US Oil Pipe Makers Eye Anti-Dumping Duties on Taiwan Firms
OREANDA-NEWS. July 16, 2013. A group of oil pipe makers led by United States Steel Corp. has filed a trade complaint against competitors in nine nations including Taiwan, alleging goods from the countries are sold in the U.S. market below cost.
The U.S. coalition issued the complaint with the International Trade Commission on Wednesday in Washington. Countries named in the complaint are India, South Korea, the Philippines, Saudi Arabia, Taiwan, Thailand, Turkey, Ukraine and Vietnam.
United States Steel Corp. said that some nations listed in the complaint sold goods in the U.S. market below cost with the benefit of government subsidies.
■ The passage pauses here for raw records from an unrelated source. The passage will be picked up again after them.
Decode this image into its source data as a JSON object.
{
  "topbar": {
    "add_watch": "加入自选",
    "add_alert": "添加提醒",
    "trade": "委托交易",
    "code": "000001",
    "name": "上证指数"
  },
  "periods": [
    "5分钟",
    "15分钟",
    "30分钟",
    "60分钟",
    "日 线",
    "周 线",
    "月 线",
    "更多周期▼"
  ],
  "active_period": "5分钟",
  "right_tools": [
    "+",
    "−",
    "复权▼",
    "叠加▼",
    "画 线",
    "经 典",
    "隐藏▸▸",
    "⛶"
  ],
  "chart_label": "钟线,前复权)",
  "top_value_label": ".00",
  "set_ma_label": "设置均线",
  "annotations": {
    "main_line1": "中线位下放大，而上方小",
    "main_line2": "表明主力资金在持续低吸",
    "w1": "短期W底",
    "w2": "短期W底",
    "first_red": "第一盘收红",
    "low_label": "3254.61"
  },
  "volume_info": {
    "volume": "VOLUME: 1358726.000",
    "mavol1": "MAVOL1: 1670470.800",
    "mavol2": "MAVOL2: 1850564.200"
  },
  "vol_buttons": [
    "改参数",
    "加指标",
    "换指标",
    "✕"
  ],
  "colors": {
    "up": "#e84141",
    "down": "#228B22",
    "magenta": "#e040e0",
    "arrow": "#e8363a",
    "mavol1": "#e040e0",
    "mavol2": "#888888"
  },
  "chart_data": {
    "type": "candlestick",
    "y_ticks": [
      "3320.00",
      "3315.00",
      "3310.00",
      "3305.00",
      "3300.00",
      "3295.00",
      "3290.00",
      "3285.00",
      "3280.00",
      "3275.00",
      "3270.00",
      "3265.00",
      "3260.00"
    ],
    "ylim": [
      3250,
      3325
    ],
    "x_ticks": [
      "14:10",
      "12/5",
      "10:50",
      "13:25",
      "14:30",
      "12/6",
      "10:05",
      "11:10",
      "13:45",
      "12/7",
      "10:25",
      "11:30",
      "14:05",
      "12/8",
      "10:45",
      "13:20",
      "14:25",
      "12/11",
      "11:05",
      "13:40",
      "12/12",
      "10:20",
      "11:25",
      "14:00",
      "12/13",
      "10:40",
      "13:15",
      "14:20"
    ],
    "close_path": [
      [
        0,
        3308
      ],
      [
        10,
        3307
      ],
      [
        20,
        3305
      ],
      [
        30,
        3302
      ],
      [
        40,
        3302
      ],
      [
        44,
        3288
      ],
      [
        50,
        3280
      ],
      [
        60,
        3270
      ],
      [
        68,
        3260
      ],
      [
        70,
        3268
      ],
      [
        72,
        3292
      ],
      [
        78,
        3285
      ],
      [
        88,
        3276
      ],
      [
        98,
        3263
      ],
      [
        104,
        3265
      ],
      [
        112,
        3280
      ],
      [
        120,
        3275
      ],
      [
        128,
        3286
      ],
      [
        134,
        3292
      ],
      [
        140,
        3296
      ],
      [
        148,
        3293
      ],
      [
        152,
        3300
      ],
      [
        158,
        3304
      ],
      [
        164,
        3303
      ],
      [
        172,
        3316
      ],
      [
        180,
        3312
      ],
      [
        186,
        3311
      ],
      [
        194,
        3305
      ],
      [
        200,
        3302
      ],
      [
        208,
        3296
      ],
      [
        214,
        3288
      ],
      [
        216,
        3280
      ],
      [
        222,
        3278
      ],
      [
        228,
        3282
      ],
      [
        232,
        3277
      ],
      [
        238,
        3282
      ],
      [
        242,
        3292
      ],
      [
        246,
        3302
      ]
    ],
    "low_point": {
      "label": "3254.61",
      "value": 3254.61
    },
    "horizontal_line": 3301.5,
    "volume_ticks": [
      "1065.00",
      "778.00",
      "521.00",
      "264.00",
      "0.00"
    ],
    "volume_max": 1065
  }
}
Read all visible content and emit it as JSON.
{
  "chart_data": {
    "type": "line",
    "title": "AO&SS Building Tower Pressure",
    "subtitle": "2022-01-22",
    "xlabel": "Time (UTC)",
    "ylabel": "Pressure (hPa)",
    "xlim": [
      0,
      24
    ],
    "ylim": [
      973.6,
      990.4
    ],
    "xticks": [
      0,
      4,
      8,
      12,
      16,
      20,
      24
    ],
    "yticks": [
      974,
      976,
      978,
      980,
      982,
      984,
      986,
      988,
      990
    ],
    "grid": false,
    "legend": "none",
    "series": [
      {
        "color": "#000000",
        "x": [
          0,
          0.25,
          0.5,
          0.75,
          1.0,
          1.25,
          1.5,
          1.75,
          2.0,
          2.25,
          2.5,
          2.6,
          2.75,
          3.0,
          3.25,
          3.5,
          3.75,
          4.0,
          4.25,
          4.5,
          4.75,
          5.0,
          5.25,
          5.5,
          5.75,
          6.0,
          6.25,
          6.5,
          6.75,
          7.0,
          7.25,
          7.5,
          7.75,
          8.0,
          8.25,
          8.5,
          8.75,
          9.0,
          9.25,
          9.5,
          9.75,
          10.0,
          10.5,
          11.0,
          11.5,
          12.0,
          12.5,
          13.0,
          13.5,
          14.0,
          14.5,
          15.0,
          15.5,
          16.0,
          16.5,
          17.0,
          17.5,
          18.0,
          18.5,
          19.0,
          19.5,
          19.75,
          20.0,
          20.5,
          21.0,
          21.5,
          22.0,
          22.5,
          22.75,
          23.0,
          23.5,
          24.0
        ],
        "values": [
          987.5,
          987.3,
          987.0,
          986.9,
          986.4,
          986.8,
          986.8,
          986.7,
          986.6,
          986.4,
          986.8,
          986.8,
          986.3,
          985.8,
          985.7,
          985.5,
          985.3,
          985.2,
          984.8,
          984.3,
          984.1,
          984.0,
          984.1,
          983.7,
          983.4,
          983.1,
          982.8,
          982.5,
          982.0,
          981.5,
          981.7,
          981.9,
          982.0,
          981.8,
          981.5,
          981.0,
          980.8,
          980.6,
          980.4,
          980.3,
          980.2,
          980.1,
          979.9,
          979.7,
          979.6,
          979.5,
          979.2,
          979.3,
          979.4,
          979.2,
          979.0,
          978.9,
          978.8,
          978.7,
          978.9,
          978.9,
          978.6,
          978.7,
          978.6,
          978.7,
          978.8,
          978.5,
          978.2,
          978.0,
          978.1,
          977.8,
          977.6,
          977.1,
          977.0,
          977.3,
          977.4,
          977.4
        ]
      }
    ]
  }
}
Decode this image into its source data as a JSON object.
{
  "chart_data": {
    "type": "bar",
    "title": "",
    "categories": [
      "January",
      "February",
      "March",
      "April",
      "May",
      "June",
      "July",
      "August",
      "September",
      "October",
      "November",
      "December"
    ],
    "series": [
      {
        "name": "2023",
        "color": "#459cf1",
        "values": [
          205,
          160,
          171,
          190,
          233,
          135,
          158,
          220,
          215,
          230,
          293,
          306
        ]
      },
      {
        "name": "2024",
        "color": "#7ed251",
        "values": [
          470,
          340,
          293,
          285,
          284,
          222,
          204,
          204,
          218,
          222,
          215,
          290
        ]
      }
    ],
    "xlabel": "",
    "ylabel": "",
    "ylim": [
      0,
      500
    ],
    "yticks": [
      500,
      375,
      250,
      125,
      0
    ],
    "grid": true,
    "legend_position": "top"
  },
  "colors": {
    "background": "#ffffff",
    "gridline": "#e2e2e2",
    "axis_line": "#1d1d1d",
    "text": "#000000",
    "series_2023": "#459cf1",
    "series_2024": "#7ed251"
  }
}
Producers including U.S. Steel won U.S. duties averaging 86 percent on Chinese pipes used in oil and gas wells after complaining in a similar case in 2009 that they were being hurt by below-market prices for Chinese products.
The latest case, if successful, would be a “landmark record win for the U.S. steel industry” because it would create a defense against imported oil pipe products, said Michelle Applebaum, managing partner at consultant Steel Market Intelligence in Chicago.
Nucor Corp., the biggest U.S. steel producer by sales, would also benefit if the case is successful, Applebaum said
U.S. Steel, which got 43 percent of its 2012 operating income from its tubular division, rose 8.3 percent, the most since Jan. 2, to close at USD 19.25 per share in New York. Luxembourg-based Tenaris' American depositary receipts, each worth two ordinary shares, gained 9.1 percent, to USD 44.79.